Brett,
So let me speak on behalf of the NOvA DAQ group, which I think is fair since was in on the design from day one and continue as the lead of the DAQ today (so I know both the requirements that we set forth as well as all the dirty details of the real DAQ and its operational performance).
We encountered a very similar problem when designing the DAQ and data handling system for the NOvA experiment. In particular we wanted a high reliability system which could perform all of the standard functions that you are describing, as well as perform different work flows for different classes of data (i.e. raw data, different types of log files, calibration files, and survey data). We also wanted a system that could run in a "lights out" operation and would require minimal to no effort to maintain over the life of the experiment. Basically we were designing to a situation similar to Minos/Soudan (which you are intimately acquainted with) but building on that experience to make it even more robust and tailored to the Ash River lab (which is more remote computing wise than Soudan).
We drafted a detailed set of requirements and interface specifications documents for our system (which are public from the NOvA DocDB system — let me know if you want them and I'll fish up the actual document numbers and links) and then worked with Fermilab to develop our full data handling system.
Now in terms of actual technologies we settled on:
For the file transport out of the DAQ we used the Fermilab File Transfer System (FTS) with add on modules we write specific to the NOvA DAQ setup and the data data format. The core FTS code is available from a number of official sources, and our modules are actually publically available from the NOvA CVS repositories. MicroBooNE and 35 Ton use the same code base but with modules specific to their detectors.

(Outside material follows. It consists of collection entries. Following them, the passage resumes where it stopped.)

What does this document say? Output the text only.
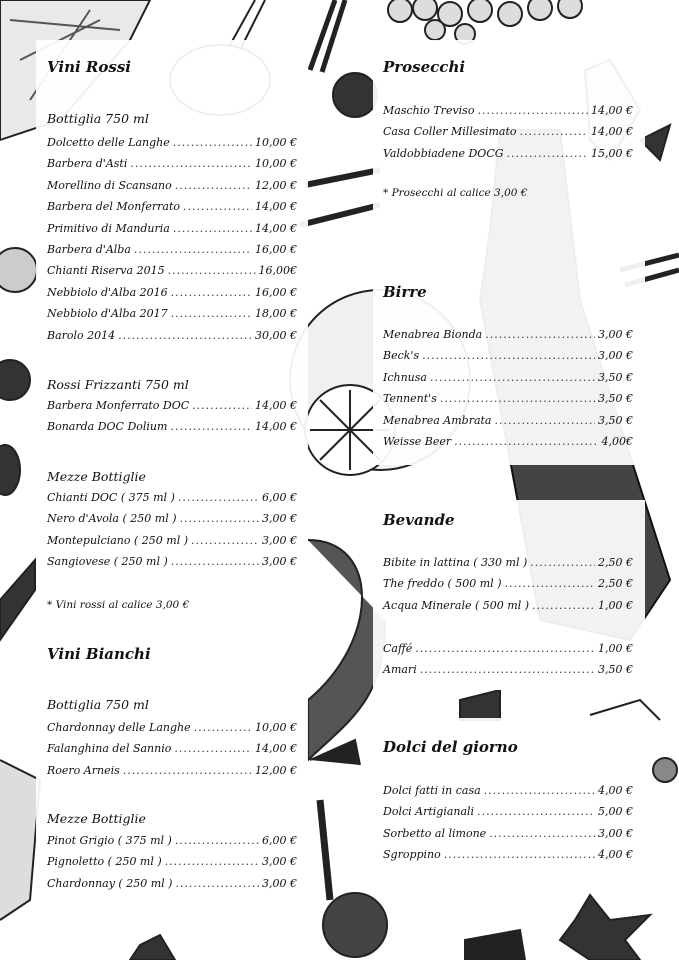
Vini Rossi
Bottiglia 750 ml
Dolcetto delle Langhe .....	10,00 €
Barbera d'Asti .....	10,00 €
Morellino di Scansano .....	12,00 €
Barbera del Monferrato .....	14,00 €
Primitivo di Manduria .....	14,00 €
Barbera d'Alba .....	16,00 €
Chianti Riserva 2015 .....	16,00€
Nebbiolo d'Alba 2016 .....	16,00 €
Nebbiolo d'Alba 2017 .....	18,00 €
Barolo 2014 .....	30,00 €
Rossi Frizzanti 750 ml
Barbera Monferrato DOC .....	14,00 €
Bonarda DOC Dolium .....	14,00 €
Mezze Bottiglie
Chianti DOC ( 375 ml ) .....	6,00 €
Nero d'Avola ( 250 ml ) .....	3,00 €
Montepulciano ( 250 ml ) .....	3,00 €
Sangiovese ( 250 ml ) .....	3,00 €
* Vini rossi al calice 3,00 €
Vini Bianchi
Bottiglia 750 ml
Chardonnay delle Langhe .....	10,00 €
Falanghina del Sannio .....	14,00 €
Roero Arneis .....	12,00 €
Mezze Bottiglie
Pinot Grigio ( 375 ml ) .....	6,00 €
Pignoletto ( 250 ml ) .....	3,00 €
Chardonnay ( 250 ml ) .....	3,00 €
Prosecchi
Maschio Treviso .....	14,00 €
Casa Coller Millesimato .....	14,00 €
Valdobbiadene DOCG .....	15,00 €
* Prosecchi al calice 3,00 €
Birre
Menabrea Bionda .....	3,00 €
Beck's .....	3,00 €
Ichnusa .....	3,50 €
Tennent's .....	3,50 €
Menabrea Ambrata .....	3,50 €
Weisse Beer .....	4,00€
Bevande
Bibite in lattina ( 330 ml ) .....	2,50 €
The freddo ( 500 ml ) .....	2,50 €
Acqua Minerale ( 500 ml ) .....	1,00 €
Caffé .....	1,00 €
Amari .....	3,50 €
Dolci del giorno
Dolci fatti in casa .....	4,00 €
Dolci Artigianali .....	5,00 €
Sorbetto al limone .....	3,00 €
Sgroppino .....	4,00 €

For the data/replica catalog we use the modern SAM system (the http based one). It handles all the replica information and metadata that we need. It also makes for a very smooth translation to the offline/analysis world since it keeps our entire file provenance for us and has the standard analysis project workflow code built in. The other advantage is that SAM understands the tape systems and other storage systems, so we didn’t have to build specific support into our DAQ for any of this.
For actual data transport we have gone through a whole host of different protocols as we were spinning NOvA up. We’ve done everything from simple scp based copies to full 3rd part gridftp transfers. In the end we hide all of the protocol details behind a simple API (this is formally “samcp”) and then have been able to configure or switch protocols as we found needs to.
As for data rates, yeah proto-dune is going to really push the envelope. At the same time the rates that you are talking about are not very far off of what NOvA and MicroBooNE have been doing. NOvA’s raw rate peaks at about 4 GB/s off of the detector and is then heavily filtered down to 2-8% of that rate (depending on trigger mix). MicroBooNE is more aggressive and is running in closer to a zero-bias readout and has data rates about 10-20x ours depending on their readout mode. We’re both using the same infrastructure and it isn’t limiting us and still has significant headroom and paths for scaling up. I’m not sure the exact numbers coming out of 35T but you could ping Tom Junk and he would know.
Now in terms of topologies and technologies to adopt, I saw Maxim’s slides from the DAQ workshop, and if those are similar to what you are asking about here, then I think this is a pretty straight forward. The actual layout is very close to the NOvA and MicroBooNe layouts. You really could just insert an FTS daemon on your DAQ raids and then configure an EOS endpoint and FNAL endpoint. From there you use the standard dataset replication tools to clone the data to BNL, NERSC and any other locations.
I think our (NOvA) system is pretty straightforward and looks to map well on to what you have shown. It’s also been adopted at this point in other parts of the neutrino community, so you shouldn’t have a hard time convincing those on Dune of its value, since there is good overlap with the collaboration with NOvA, MicroBooNE and the other LAr experiments.
Let me know if you have any questions. I actually went a bit over the top and wrote up much more detail on our systems initially, so if you want some leasons learned or best practices, I have that as well as all our technical documents.